Il n’y a de politique que lorsqu’un projet est soutenu par une volonté. Il est temps de prendre conscience que le projet européen est mort, qu’il n’y aurait aucune personne, aucune institution pour incarner la volonté de le mettre en oeuvre s’il existait toujours. Il y a une machine, un automate chasseur d’inflation, qui s’appelle l’Euro, qui continue à fonctionner mécaniquement alors que la déflation est là. Sa valeur internationale donne l’illusion de la force quand elle accentue la faiblesse des zones périphériques dans un processus qui va atteindre le corps tout entier. Comme l’écrit François Heisbourg, ce n’est pas être anti-européen que de demander aujourd’hui le retour aux monnaies nationales. L’instrument monétaire est un outil indispensable du pouvoir politique.

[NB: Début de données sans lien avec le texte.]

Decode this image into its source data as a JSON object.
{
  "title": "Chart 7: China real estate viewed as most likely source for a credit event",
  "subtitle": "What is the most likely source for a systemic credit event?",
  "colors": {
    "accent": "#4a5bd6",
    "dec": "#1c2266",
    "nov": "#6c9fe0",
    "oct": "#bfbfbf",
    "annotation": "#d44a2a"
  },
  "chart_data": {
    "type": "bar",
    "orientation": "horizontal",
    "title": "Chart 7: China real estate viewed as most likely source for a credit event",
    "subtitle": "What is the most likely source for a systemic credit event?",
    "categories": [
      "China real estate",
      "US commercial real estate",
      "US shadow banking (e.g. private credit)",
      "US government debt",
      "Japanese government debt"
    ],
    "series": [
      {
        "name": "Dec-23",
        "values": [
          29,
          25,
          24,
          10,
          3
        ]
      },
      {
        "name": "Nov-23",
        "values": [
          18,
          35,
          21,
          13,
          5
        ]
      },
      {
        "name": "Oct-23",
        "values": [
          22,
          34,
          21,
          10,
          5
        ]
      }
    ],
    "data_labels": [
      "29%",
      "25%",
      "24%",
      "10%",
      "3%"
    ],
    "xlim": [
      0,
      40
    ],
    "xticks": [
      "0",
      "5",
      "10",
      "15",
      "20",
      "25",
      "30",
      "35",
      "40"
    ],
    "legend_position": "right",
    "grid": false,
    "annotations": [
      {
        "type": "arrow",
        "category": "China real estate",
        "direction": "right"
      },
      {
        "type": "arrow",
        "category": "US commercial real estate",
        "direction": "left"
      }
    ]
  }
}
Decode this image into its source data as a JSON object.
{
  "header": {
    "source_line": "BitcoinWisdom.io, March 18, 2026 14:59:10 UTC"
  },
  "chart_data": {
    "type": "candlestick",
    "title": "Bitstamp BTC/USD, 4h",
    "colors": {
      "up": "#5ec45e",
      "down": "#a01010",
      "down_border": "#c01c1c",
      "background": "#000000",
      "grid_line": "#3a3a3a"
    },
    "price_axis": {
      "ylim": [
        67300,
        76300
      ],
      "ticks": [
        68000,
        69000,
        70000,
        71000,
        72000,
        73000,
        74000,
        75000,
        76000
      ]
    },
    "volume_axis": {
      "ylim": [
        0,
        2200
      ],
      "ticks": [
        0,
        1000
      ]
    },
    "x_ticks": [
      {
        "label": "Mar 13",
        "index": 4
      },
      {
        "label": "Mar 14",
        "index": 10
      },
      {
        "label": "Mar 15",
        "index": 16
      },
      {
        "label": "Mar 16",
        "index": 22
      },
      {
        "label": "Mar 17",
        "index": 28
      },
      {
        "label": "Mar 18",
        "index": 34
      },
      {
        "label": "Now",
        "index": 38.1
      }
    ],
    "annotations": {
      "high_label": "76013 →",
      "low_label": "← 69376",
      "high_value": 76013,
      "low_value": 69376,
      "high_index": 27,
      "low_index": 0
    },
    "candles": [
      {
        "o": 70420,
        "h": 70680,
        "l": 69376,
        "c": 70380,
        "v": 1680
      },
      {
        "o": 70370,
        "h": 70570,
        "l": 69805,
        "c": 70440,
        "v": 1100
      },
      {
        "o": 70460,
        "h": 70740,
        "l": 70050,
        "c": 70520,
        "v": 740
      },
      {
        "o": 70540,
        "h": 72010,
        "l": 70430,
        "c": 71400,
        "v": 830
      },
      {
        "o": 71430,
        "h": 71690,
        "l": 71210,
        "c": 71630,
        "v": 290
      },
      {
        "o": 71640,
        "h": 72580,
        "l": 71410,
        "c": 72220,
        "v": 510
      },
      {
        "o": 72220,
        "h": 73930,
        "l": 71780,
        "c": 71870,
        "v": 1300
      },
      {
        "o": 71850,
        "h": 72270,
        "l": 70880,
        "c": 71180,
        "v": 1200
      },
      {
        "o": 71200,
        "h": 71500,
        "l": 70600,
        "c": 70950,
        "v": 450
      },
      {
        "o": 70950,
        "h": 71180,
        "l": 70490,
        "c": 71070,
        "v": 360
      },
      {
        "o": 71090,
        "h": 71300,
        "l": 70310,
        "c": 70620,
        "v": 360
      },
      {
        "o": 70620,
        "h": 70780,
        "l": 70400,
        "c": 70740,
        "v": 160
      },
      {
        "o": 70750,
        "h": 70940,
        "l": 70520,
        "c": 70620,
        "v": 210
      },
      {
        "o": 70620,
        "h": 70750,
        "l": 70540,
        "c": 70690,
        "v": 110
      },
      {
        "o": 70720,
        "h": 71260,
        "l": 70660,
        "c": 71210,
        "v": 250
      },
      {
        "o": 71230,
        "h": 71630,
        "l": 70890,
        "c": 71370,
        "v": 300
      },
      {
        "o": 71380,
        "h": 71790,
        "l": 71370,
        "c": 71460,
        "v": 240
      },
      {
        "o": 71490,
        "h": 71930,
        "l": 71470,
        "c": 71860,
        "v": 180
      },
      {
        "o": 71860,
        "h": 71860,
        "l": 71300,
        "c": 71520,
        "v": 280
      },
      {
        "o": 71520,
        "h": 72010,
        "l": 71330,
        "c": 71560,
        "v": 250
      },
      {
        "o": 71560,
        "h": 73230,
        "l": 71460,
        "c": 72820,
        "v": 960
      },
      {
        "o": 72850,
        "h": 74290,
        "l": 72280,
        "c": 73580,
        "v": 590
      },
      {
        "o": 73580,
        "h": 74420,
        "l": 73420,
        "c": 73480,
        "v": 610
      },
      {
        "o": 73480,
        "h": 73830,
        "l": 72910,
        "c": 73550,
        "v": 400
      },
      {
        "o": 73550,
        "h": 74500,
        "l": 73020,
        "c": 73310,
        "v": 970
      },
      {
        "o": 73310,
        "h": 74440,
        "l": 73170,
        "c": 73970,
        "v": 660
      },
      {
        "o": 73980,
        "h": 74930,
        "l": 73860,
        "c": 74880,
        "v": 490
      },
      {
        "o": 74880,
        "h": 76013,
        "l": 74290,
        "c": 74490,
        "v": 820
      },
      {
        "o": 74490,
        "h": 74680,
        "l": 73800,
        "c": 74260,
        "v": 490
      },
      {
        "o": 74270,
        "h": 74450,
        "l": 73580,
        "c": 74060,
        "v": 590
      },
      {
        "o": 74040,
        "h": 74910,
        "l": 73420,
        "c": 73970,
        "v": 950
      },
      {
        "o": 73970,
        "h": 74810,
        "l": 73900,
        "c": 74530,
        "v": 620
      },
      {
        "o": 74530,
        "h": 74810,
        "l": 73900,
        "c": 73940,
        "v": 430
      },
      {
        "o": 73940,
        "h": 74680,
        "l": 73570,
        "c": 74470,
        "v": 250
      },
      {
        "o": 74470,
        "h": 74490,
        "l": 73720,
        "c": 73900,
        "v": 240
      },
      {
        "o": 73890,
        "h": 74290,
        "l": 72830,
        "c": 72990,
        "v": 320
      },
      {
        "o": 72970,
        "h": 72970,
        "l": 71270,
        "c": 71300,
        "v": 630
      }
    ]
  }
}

Il n’y a pas et il n’y aura pas de pouvoir politique européen à moyen terme. Il y a seulement des gouvernements impuissants parce qu’on leur a retiré leurs armes. On a voulu bâtir une Europe politique sur l’économie. L’échec économique risque de tuer définitivement l’Europe politique. Il faut pour repartir de l’avant redonner aux Etats la liberté nécessaire au redressement de leurs économies, en fonction de contextes qui se sont différenciés au lieu de se rapprocher.
Christian Vanneste, 15 août 2014
Cher Monsieur, vous n’avez pas compris l’essence de l’UE(-RSS). En effet, l’Euro ne tombera pas car il est voulu par les Maîtres du Monde pour des raisons qui n’ont rien à voir avec la prospérité économique. Au début de la crise il y a 4-5 ans, tout le monde pariait sur la disparition de l’Euro. On lisait que les allemands avait déjà tout prévu pour revenir au DM. Or, j’avais déjà écrit qu’il ne tomberait pas. L’Euro est un outil idéologique. Les Maîtres du Monde, qui ont déjà renoncé à l’URSS, ne renonceront pas une deuxième fois avec l’UE(-RSS) et l’Euro qui sont des outils indispensables devant leur permettre d’atteindre leur objectif…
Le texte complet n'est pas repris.